Schleie gehst nach Saulgau ?


Denk ich werd mitm Fahrrad rüberheizen bzw s Bike in Zug mitnehmen kostet ja nur 1,2€.....


----------



## Carphunter2401 (13. August 2010)

*AW: Karpfenmessen 2010*

naja bad saulgau  ist irgend wie nicht so der hit, da ist speyer  um einiges besser.


----------



## Schleie! (13. August 2010)

*AW: Karpfenmessen 2010*

jup, bin in Bad Saulgau.


----------



## Knigge007 (13. August 2010)

*AW: Karpfenmessen 2010*



Carphunter2401 schrieb:


> naja bad saulgau  ist irgend wie nicht so der hit, da ist speyer  um einiges besser.




Klar is das nicht der Burner aber wenn du von deinem Balkon fast rüber schauen kannst gehste wohl auch hin. :q


Werde mir diesesmal auf jeden Fall um 11:30Uhr den Allan Parbery und um 15:30Uhr den Christian Finkelde reinziehen könnt eventuell interessant für mich sein, die Diashows von Ihren Super Duper Fängen früh Morgens uns so brauch ich nicht das reicht mir immer bei carphearttv für die nächsten 2 Monate.......

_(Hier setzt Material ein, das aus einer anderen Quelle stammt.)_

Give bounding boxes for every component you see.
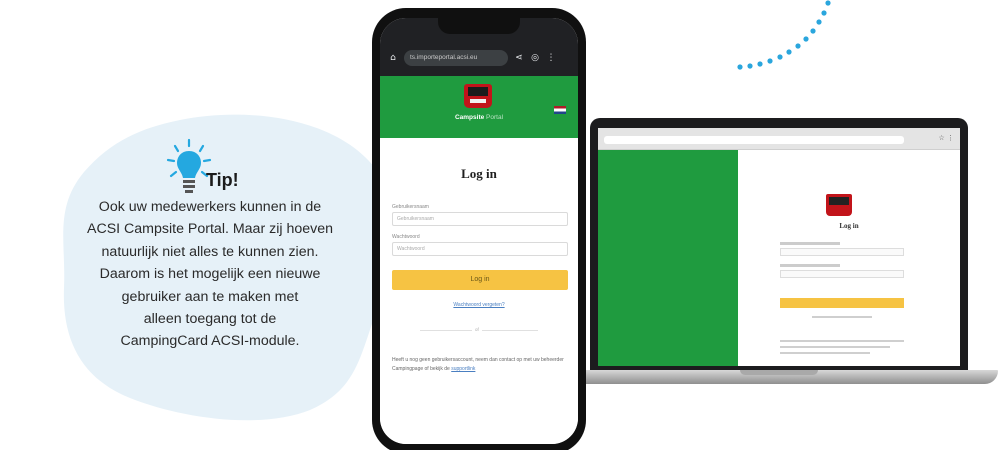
laptop-info-text [780,352,870,354]
laptop-login-button[interactable] [780,298,904,308]
laptop-username-input[interactable] [780,248,904,256]
laptop-info-text [780,346,890,348]
tip-line: CampingCard ACSI-module. [120,333,300,350]
divider: of [420,327,538,332]
phone-portal-header: Campsite Portal [380,76,578,138]
info-text: Heeft u nog geen gebruikersaccount, neem… [392,357,564,372]
laptop-password-label [780,264,840,267]
username-input[interactable]: Gebruikersnaam [392,212,568,226]
laptop-browser-icons: ☆ ⋮ [938,134,954,142]
laptop-forgot-link[interactable] [812,316,872,318]
laptop-login-title: Log in [839,222,859,230]
laptop-green-panel [598,150,738,366]
laptop-login-panel: Log in [738,150,960,366]
menu-icon[interactable]: ⋮ [546,53,556,63]
login-title: Log in [461,166,497,181]
dotted-arc-decoration [737,0,831,70]
language-flag-icon[interactable] [554,106,566,114]
tip-title: Tip! [206,170,239,190]
tip-line: gebruiker aan te maken met [121,288,299,305]
laptop-hinge [740,370,818,375]
share-icon[interactable]: ⋖ [514,53,524,63]
phone-mockup: ⌂ ts.importeportal.acsi.eu ⋖ ◎ ⋮ Campsit… [372,8,586,450]
laptop-info-text [780,340,904,342]
laptop-mockup: ☆ ⋮ Log in [560,118,998,398]
brand-main: Campsite [454,114,485,121]
portal-brand: Campsite Portal [380,114,578,121]
phone-browser-bar: ⌂ ts.importeportal.acsi.eu ⋖ ◎ ⋮ [388,48,570,68]
tip-line: Daarom is het mogelijk een nieuwe [99,266,321,283]
tip-text: Ook uw medewerkers kunnen in de ACSI Cam… [62,196,358,353]
tip-line: Ook uw medewerkers kunnen in de [98,199,322,215]
phone-login-form: Log in Gebruikersnaam Gebruikersnaam Wac… [380,138,578,444]
laptop-browser-bar: ☆ ⋮ [598,128,960,150]
home-icon[interactable]: ⌂ [388,53,398,63]
forgot-password-link[interactable]: Wachtwoord vergeten? [380,302,578,308]
phone-screen: ⌂ ts.importeportal.acsi.eu ⋖ ◎ ⋮ Campsit… [380,18,578,444]
password-label: Wachtwoord [392,234,420,240]
support-link[interactable]: supportlink [451,366,475,372]
username-label: Gebruikersnaam [392,204,429,210]
account-info-text: Heeft u nog geen gebruikersaccount, neem… [392,356,568,374]
divider-label: of [472,327,482,332]
login-button[interactable]: Log in [392,270,568,290]
tip-line: natuurlijk niet alles te kunnen zien. [101,243,319,260]
brand-accent: Portal [486,114,504,121]
laptop-username-label [780,242,840,245]
acsi-logo [826,194,852,216]
phone-address-bar[interactable]: ts.importeportal.acsi.eu [404,50,508,66]
phone-notch [438,18,520,34]
tabs-icon[interactable]: ◎ [530,53,540,63]
laptop-screen: ☆ ⋮ Log in [598,128,960,366]
laptop-address-bar[interactable] [604,136,904,144]
tip-line: ACSI Campsite Portal. Maar zij hoeven [86,221,334,238]
password-input[interactable]: Wachtwoord [392,242,568,256]
tip-line: alleen toegang tot de [143,311,277,328]
phone-status-area: ⌂ ts.importeportal.acsi.eu ⋖ ◎ ⋮ [380,18,578,76]
laptop-password-input[interactable] [780,270,904,278]
promo-stage: Tip! Ook uw medewerkers kunnen in de ACS… [0,0,998,450]
acsi-logo [464,84,492,108]
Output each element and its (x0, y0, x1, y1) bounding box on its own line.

Geh dann nachdem Allan fertig ist wohl zu nem Kollegen und komm Nachmittags zum Christian wieder. 



Na dann sieht man sich ja im Stadt Forum.


----------



## AK74 (14. August 2010)

*AW: Karpfenmessen 2010*

bin auf jeden fall dabei.
aber warum im september? hoffen die auf mehr besucher?


----------



## Knigge007 (14. August 2010)

*AW: Karpfenmessen 2010*

ich war auch ganz buff... weil die gleich Messe war ja dieses Jahr schonmal.. ich glaub im März/April.


----------



## Carp-fans (20. August 2010)

*AW: Karpfenmessen 2010*

Naja, für mich ist die in Bad Saulgau nicht soo passend. Ich bräuchte 7h bis dahin . Wenn sie dann  noch nicht mal so der hit ist. Ich werde wohl dann bis zum nächsten Jahr warten müssen.

LG


----------



## Fury87 (8. Dezember 2010)

*AW: Karpfenmessen 2010*

Wann ist die nächste Karpfenmesse in NRW? #c


----------



## colognecarp (8. Dezember 2010)

*AW: Karpfenmessen 2010*

Best off: Carp Meating Bonn im März 

Gruß
Patrick


----------



## boiliemeister (8. Dezember 2010)

*AW: Karpfenmessen 2010*

In Speyer ( Ende März)


----------



## colognecarp (8. Dezember 2010)

*AW: Karpfenmessen 2010*



boiliemeister schrieb:


> In Speyer ( Ende März)



Du bist schon ein echtes Original, Spyer ist in Rheinland-Pfalz #h


----------



## boiliemeister (8. Dezember 2010)

*AW: Karpfenmessen 2010*

Ich weiss,aber Speyer fällt so oft hier nur weiss keiner von denen wann es genau ist schau mal Seite 1   und Seite 3


----------